Debugging Certificate Errors

February 18th, 2022

It is a truth universally acknowledged, that any developer accessing a web service must be in want of using "curl -k".
-- Jane "DevOps" Austin

But why? Ok, sure: to get rid of the annoying cert error. But putting aside that not all errors here can even be ignored or "resolved" by passing -k, let us pretend that we actually cared and wanted to find out what the problem is. Some of the errors encountered when accessing an HTTPS service using e.g., curl(1) are self-explanatory, but for many others we are often left trying to determine just why our tool can't validate the remote certificate.

Here are a few debugging techniques that may help you better make sense of the errors:

Cert expired

Perhaps the most common error you will encounter is that the certificate has expired:

$ curl https://expired.badssl.com/
curl: (60) SSL certificate problem: certificate has expired
More details here: https://curl.se/docs/sslcerts.html

curl failed to verify the legitimacy of the server and therefore could not
establish a secure connection to it. To learn more about this situation and
how to fix it, please visit the web page mentioned above.
$

Unfortunately, this error message doesn't give you the relevant important information as to when the certificate expired. For that, you need to look at the actual certificate:

$ </dev/null openssl s_client -connect expired.badssl.com:443 2>/dev/null | \
        openssl x509 -noout -dates
notBefore=Apr  9 00:00:00 2015 GMT
notAfter=Apr 12 23:59:59 2015 GMT

Remember that these dates are relative to your local clock: it's possible to encounter a certificate that is actually still valid (i.e., has a notAfter date that is objectively in the future), but is rejected because due to e.g., a clock, NTP, or configuration error your computer thinks it's next week already.

Likewise, although you will probably encounter this much less frequently, the notBefore date may (appear to) be in the future, in which case the error from curl(1) would be certificate is not yet valid instead of certificate has expired.

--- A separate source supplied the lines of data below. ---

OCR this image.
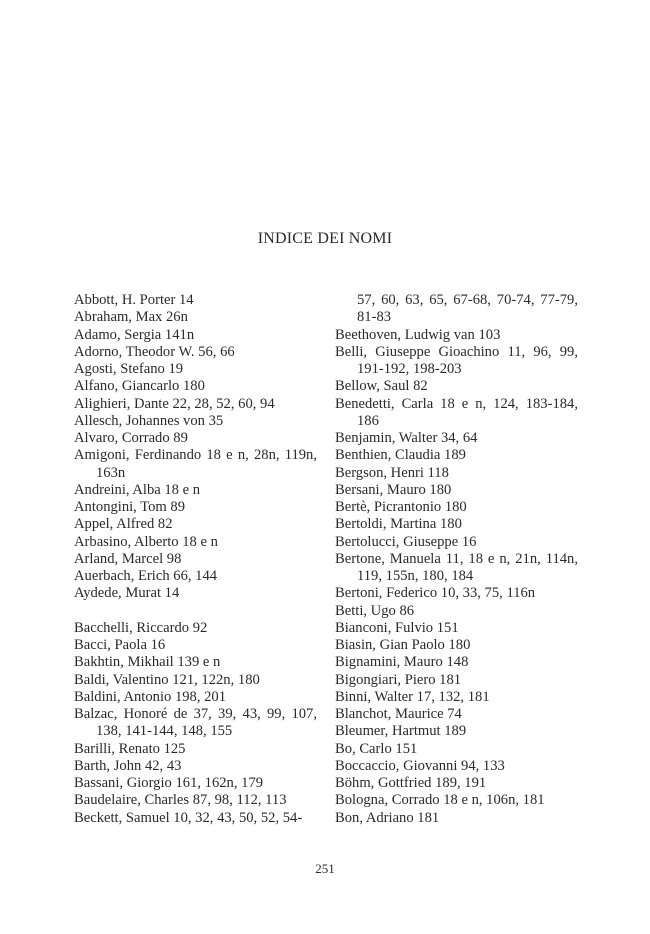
INDICE DEI NOMI
Abbott, H. Porter 14
Abraham, Max 26n
Adamo, Sergia 141n
Adorno, Theodor W. 56, 66
Agosti, Stefano 19
Alfano, Giancarlo 180
Alighieri, Dante 22, 28, 52, 60, 94
Allesch, Johannes von 35
Alvaro, Corrado 89
Amigoni, Ferdinando 18 e n, 28n, 119n, 163n
Andreini, Alba 18 e n
Antongini, Tom 89
Appel, Alfred 82
Arbasino, Alberto 18 e n
Arland, Marcel 98
Auerbach, Erich 66, 144
Aydede, Murat 14
Bacchelli, Riccardo 92
Bacci, Paola 16
Bakhtin, Mikhail 139 e n
Baldi, Valentino 121, 122n, 180
Baldini, Antonio 198, 201
Balzac, Honoré de 37, 39, 43, 99, 107, 138, 141-144, 148, 155
Barilli, Renato 125
Barth, John 42, 43
Bassani, Giorgio 161, 162n, 179
Baudelaire, Charles 87, 98, 112, 113
Beckett, Samuel 10, 32, 43, 50, 52, 54-
57, 60, 63, 65, 67-68, 70-74, 77-79, 81-83
Beethoven, Ludwig van 103
Belli, Giuseppe Gioachino 11, 96, 99, 191-192, 198-203
Bellow, Saul 82
Benedetti, Carla 18 e n, 124, 183-184, 186
Benjamin, Walter 34, 64
Benthien, Claudia 189
Bergson, Henri 118
Bersani, Mauro 180
Bertè, Picrantonio 180
Bertoldi, Martina 180
Bertolucci, Giuseppe 16
Bertone, Manuela 11, 18 e n, 21n, 114n, 119, 155n, 180, 184
Bertoni, Federico 10, 33, 75, 116n
Betti, Ugo 86
Bianconi, Fulvio 151
Biasin, Gian Paolo 180
Bignamini, Mauro 148
Bigongiari, Piero 181
Binni, Walter 17, 132, 181
Blanchot, Maurice 74
Bleumer, Hartmut 189
Bo, Carlo 151
Boccaccio, Giovanni 94, 133
Böhm, Gottfried 189, 191
Bologna, Corrado 18 e n, 106n, 181
Bon, Adriano 181
251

But you'll soon get tired of typing the lengthy openssl(1) command above, so I'd recommend creating a simple shell function instead:

$ cat >>~/.bashrc <<"EOF"

sitecert() {
        local p=443

        if [ -n "$2" ]; then
                p=$2;
        fi
        leafcert $1 $p | openssl x509 -text -noout
}

leafcert() {
        local p=443
        local chain=""

        if [ x"${1}" = x"full" ]; then
                chain="-showcerts"
                shift
        fi

        if [ -n "$2" ]; then
                p=$2;
        fi
        </dev/null openssl s_client ${chain} -connect $1:$p 2>/dev/null | \
                awk '/-----BEGIN/,/-----END/ { print }'
}

fullchain() {
        local p=443

        if [ -n "$2" ]; then
                p=$2;
        fi
        leafcert full $1 $p
}

EOF
$ . ~/.bashrc
$ sitecert expired.badssl.com | grep "Not "
            Not Before: Apr  9 00:00:00 2015 GMT
            Not After : Apr 12 23:59:59 2015 GMT
$

Wrong name

Perhaps the second most widely encountered error: the name on the cert doesn't match the name by which you tried to access the service.

$ curl https://wrong.host.badssl.com
curl: (60) SSL: no alternative certificate subject name matches target host name 'wrong.host.badssl.com'
More details here: https://curl.se/docs/sslcerts.html
$
$ sitecert wrong.host.badssl.com | egrep badssl
        Subject: C=US, ST=California, L=San Francisco, O=BadSSL Fallback. Unknown subdomain or no SNI., CN=badssl-fallback-unknown-subdomain-or-no-sni
                DNS:badssl-fallback-unknown-subdomain-or-no-sni
$

For this, remember that there are multiple names that can come into play:

the Subject Common Name or CN, found in the cert
the Subject Alternative Names or SANs, found in the cert
the Server Name Indication or SNI, from the TLS handshake
the hostname used to access the service

Wildcards

A common mistake you will encounter is the incorrect use of wildcards, whereby a service operator will assume that a wildcard cert for *.example.com would be valid for foo.bar.example.com.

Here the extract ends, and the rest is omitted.